O processo de saneamento básico no Brasil é
um espaço para empregos verdes, da mesma forma, as obras de infraestrutura que
possam adaptar as cidades brasileiras à dura realidade do aquecimento global e
eventos extremos.
Um projeto econômico terá de se abrir
também para a educação. Impossível pensar em ampliar empregos, reduzir
desigualdades, sem contar com esse poderoso instrumento, que, aliás, não pode,
pela sua importância, ser reduzido apenas às vantagens materiais.
Creio que será impossível ignorar a
infraestrutura digital. Ela é um reforço à educação, abre uma chance de um
governo inteligente, que reduza a máquina, sem a perda de eficácia.
A própria política externa vai depender de
alguns temas que enriqueçam nossa clássica posição pela paz. De novo o meio
ambiente pode ser a chave para reduzir o grande desgaste internacional
produzido por Bolsonaro. Uma clara posição sobre o aquecimento global e o papel
do Brasil pode nos recolocar com mais rapidez numa posição compatível com nossa
história e importância.
Estamos atravessando uma pandemia, perto do
fim, creio, e o papel do SUS foi muito valorizado, pois, sem ele, o impacto
seria mais devastador. Mesmo assim, a classificação científica de grupo de
risco por idade não foi a única referência. Os dados mostram que os mais pobres
sofreram mais e é razoável afirmar que a ideia de grupo de risco deve ser
avaliada também pelo nível de renda.
O Instituto Butantan e a Fundação Oswaldo
Cruz se tornaram duas instituições populares, referências nas nossas esperanças
de imunização. Elas são apenas a ponta do iceberg científico que o governo
Bolsonaro manteve submerso. Instituições como o Instituto Nacional de Pesquisas
Espaciais (Inpe), o Instituto Brasileiro de Geografia e Estatística (IBGE),
todos os instrumentos que nos permitem conhecer melhor nossa realidade foram
torpedeados pelo poder. As pesquisas minguaram, os cérebros deixaram o País.

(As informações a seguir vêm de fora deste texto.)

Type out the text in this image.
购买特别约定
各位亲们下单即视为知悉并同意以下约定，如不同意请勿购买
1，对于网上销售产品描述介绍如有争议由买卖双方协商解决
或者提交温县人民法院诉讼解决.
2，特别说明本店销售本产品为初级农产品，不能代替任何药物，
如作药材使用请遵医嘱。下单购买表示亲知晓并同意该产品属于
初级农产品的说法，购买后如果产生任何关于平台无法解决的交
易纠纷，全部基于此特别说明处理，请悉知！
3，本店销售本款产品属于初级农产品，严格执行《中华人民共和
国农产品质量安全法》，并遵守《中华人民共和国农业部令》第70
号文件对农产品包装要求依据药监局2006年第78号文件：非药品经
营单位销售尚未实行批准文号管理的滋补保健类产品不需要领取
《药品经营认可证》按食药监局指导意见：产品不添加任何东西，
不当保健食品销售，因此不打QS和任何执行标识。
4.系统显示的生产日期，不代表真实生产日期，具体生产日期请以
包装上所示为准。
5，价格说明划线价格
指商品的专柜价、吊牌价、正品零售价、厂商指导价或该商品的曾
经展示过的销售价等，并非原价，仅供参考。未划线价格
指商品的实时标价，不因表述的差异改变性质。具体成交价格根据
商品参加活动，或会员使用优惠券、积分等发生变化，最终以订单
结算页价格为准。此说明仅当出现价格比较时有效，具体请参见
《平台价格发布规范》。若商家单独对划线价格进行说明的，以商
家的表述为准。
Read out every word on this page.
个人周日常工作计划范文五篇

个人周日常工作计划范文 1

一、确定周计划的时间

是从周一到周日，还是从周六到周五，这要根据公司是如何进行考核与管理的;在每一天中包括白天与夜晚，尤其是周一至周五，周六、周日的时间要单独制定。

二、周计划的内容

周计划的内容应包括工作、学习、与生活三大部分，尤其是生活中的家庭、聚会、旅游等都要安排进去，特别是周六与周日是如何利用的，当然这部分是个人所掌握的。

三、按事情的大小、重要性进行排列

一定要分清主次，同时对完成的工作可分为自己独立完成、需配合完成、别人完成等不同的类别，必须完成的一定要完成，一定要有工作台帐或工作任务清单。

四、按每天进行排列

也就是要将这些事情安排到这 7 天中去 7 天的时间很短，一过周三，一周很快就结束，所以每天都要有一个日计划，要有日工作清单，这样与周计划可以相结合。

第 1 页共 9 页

A cultura tornou-se um campo de guerra. Não
foi possível financiar um festival de jazz, porque Miles Davis, por exemplo,
não canta a glória de
Deus. Esse é um campo que, recuperado por
uma economia de paz, também responde por algum impulso no crescimento.
Não tenho a intenção de entrar em detalhes,
pois o espaço é limitado. O que me parece claro é que grande parte das
interrogações programáticas tem resposta na própria sociedade.
Moratória no desmatamento da Amazônia? Não
é preciso procurar longe. As próprias entidades que atuam lá se reuniram e
traçaram um programa completo que prevê até o congelamento das contas dos
principais desmatadores.
Tudo isso reforça a ideia de que discussões
programáticas são importantes porque, apesar da importância do ódio nas
campanhas eleitorais, as ideias sobrevivem como um farol a distância, no meio
de uma batalha naval.
Um aspecto singular do debate é que pode
envolver todos os candidatos menos um, o que se propõe à reeleição. O que pode
dizer da economia, se falhou? Seu ministro da Economia começou como um talismã
e terminou como um estorvo.
O que pode dizer sobre cultura, além de
sacar a arma? O que pode dizer do meio ambiente se, insatisfeito com a
destruição na superfície, prepara-se para entrar nas cavernas, para arruiná-las
também?
Sem ele o futuro não é necessariamente
brilhante. Com ele o futuro não existe.